With global environmental change it is essential to ensure resilience of farming systems. In the agricultural landscape of the future, effective use of water and nutrients by crops will be critical to the sustainability of farming systems.

The main objective of this research is to identify barley cultivars which cope with nutritional drought, the reduced availability of nutrients under predicted drier summer conditions. Understanding the interaction between plant responses to water availability and phosphorus deficiency will be crucial. Since many of the physiological responses associated with both stresses are shared, it is imperative that such responses are decoupled to identify the key drivers of relevant phenotypes.

This research employs state-of-the-art techniques to identify genes, transcripts and proteins which control the expression of relevant phenotypes. Applying this understanding to the barley genetic resources exclusive to SCRI will optimise identification of cultivars better able to cope with the future requirements of farmers.

Initial results have demonstrated that while the overriding driver of root proliferation by commercial varieties of barley is water availability there is an additive effect of P-availability. We now need to elucidate whether barley cultivars have genotypic variation in their response to combined water and nutrient limitation.

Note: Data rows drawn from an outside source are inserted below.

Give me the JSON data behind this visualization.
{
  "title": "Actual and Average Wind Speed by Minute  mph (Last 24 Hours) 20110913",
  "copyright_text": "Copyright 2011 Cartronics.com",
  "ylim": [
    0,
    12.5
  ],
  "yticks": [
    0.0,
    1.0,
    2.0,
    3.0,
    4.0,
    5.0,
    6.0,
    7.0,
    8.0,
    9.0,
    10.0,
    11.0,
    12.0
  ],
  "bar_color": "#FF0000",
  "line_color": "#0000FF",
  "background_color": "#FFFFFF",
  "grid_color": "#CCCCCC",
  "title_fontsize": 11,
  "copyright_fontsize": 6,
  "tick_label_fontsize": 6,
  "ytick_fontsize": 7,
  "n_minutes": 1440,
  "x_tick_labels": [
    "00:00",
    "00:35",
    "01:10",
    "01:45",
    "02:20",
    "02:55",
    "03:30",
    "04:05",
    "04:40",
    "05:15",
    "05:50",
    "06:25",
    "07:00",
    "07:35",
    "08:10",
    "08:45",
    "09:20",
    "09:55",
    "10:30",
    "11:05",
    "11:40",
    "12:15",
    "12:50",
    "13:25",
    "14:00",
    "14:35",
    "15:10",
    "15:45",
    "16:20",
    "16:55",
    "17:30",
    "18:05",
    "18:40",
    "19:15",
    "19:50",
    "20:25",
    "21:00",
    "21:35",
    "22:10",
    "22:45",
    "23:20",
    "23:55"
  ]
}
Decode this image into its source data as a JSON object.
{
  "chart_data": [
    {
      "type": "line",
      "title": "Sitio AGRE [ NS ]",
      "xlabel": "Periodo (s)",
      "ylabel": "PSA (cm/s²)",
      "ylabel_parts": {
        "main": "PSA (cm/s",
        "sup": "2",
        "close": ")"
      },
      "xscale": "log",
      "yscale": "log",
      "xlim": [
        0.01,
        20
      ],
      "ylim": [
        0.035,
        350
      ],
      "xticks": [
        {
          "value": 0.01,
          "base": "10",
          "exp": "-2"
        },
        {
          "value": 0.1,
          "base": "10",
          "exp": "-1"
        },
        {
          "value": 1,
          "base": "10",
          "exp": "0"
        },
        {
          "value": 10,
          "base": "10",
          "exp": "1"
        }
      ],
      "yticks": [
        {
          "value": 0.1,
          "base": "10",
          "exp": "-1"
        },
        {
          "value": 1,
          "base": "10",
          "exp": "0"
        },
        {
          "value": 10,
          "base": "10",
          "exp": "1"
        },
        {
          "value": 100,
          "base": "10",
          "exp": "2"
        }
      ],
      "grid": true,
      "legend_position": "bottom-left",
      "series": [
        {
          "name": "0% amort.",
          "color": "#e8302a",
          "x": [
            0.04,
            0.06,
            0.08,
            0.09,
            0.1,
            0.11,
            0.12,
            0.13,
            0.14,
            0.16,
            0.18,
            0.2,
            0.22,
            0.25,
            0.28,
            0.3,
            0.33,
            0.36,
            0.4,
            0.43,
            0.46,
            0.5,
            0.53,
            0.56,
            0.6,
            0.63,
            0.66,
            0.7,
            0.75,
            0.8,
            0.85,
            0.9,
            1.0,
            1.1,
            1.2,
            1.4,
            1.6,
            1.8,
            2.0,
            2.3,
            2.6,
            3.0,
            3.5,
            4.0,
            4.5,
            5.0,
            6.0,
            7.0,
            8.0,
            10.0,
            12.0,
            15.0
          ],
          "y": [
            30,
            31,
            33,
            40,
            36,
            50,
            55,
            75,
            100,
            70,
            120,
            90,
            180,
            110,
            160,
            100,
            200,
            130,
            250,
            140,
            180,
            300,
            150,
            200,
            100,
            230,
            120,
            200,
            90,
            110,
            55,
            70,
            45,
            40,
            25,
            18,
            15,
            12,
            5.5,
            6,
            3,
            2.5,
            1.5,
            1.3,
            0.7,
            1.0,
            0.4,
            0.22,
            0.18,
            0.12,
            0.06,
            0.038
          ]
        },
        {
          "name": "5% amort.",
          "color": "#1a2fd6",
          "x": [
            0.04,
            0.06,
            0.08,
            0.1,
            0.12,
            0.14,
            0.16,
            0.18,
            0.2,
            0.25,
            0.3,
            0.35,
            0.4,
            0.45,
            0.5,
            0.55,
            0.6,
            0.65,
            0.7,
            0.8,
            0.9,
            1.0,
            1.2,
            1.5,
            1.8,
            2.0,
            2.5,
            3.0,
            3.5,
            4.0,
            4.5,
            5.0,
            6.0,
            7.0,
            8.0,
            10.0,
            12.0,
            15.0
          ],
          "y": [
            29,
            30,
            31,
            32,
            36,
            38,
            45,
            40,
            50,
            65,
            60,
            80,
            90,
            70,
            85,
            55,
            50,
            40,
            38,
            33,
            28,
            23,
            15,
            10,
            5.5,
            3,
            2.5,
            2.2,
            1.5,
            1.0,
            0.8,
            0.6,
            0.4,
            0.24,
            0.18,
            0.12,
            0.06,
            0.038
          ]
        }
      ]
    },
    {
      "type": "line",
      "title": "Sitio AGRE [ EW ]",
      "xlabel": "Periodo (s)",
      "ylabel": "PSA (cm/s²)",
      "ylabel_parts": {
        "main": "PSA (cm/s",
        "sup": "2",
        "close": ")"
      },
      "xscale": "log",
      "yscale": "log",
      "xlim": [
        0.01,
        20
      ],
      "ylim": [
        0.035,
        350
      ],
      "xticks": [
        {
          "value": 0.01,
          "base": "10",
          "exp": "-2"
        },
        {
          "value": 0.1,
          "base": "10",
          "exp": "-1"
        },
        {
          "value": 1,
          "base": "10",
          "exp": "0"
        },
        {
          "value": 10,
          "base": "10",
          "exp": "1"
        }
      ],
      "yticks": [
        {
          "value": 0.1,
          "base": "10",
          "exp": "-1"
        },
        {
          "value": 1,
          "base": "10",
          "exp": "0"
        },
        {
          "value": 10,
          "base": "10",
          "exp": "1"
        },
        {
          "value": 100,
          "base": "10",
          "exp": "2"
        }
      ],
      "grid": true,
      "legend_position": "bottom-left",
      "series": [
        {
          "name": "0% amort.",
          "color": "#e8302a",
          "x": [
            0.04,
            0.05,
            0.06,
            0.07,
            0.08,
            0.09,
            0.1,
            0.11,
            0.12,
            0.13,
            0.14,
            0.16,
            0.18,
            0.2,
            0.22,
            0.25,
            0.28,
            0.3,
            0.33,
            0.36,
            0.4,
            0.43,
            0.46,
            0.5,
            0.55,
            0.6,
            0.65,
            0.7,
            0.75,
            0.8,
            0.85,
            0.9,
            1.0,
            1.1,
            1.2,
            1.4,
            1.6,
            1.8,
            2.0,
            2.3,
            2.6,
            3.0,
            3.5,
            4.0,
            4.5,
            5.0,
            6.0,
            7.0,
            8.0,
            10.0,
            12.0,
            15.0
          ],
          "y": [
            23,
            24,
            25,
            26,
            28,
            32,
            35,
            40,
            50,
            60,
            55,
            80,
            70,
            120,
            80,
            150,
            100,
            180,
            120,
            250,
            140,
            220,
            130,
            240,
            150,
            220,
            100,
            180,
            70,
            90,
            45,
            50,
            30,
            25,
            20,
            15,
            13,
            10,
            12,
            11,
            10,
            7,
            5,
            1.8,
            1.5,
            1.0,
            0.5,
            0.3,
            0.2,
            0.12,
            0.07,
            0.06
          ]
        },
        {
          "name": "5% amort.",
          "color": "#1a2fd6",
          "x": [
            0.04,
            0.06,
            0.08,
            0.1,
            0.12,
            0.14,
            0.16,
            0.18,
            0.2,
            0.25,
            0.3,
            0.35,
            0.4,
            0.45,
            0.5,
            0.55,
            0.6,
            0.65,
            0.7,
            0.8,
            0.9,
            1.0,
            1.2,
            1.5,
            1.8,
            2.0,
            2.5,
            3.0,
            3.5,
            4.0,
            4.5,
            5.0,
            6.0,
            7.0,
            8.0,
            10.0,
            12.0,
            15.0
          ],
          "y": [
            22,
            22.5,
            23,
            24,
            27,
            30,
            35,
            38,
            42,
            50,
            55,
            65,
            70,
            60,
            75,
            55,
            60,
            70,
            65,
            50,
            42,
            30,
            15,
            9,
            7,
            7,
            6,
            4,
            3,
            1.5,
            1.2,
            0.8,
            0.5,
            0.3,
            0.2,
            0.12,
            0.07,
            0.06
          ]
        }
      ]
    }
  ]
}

Variation in barley rhizosphere biochemistry, potential to improve mineral nutrition

Plant roots exude inorganic and organic compounds into the soil which alter their rhizosphere biochemistry. These compounds have an important effect on mobilisation and uptake of nutrients by plants and micro-organisms either by affecting pH or by acting on specific substrates to release otherwise unavailable elements.

Enzymes such as phosphatases release phosphate from organic sources (unavailable to plants) into plant available forms in soil solution. Phosphatases have been identified in the roots of a wide range of plants and have been shown to increase with P-deficiency.

We are screening the collection of barley cultivars unique to SCRI for natural variation in root exudates. This will potentially lead to identification of lines which are able to more efficiently capture resources under nutrient limited conditions. Using a hydroponic system and screening under phosphorous deficient conditions in the first instance, we have detected enhanced phosphatase activity in exudates of a Hebridean landrace barley variety when compared with the commonly grown cultivar 'Optic'. 

We have also detected significant differences in the activity of enzymes associated with organic matter degradation. This suggests that important natural variation can be found in traits which will help identify cultivars for more sustainable agricultural practices relying less on artificial inputs for sufficient crop yields.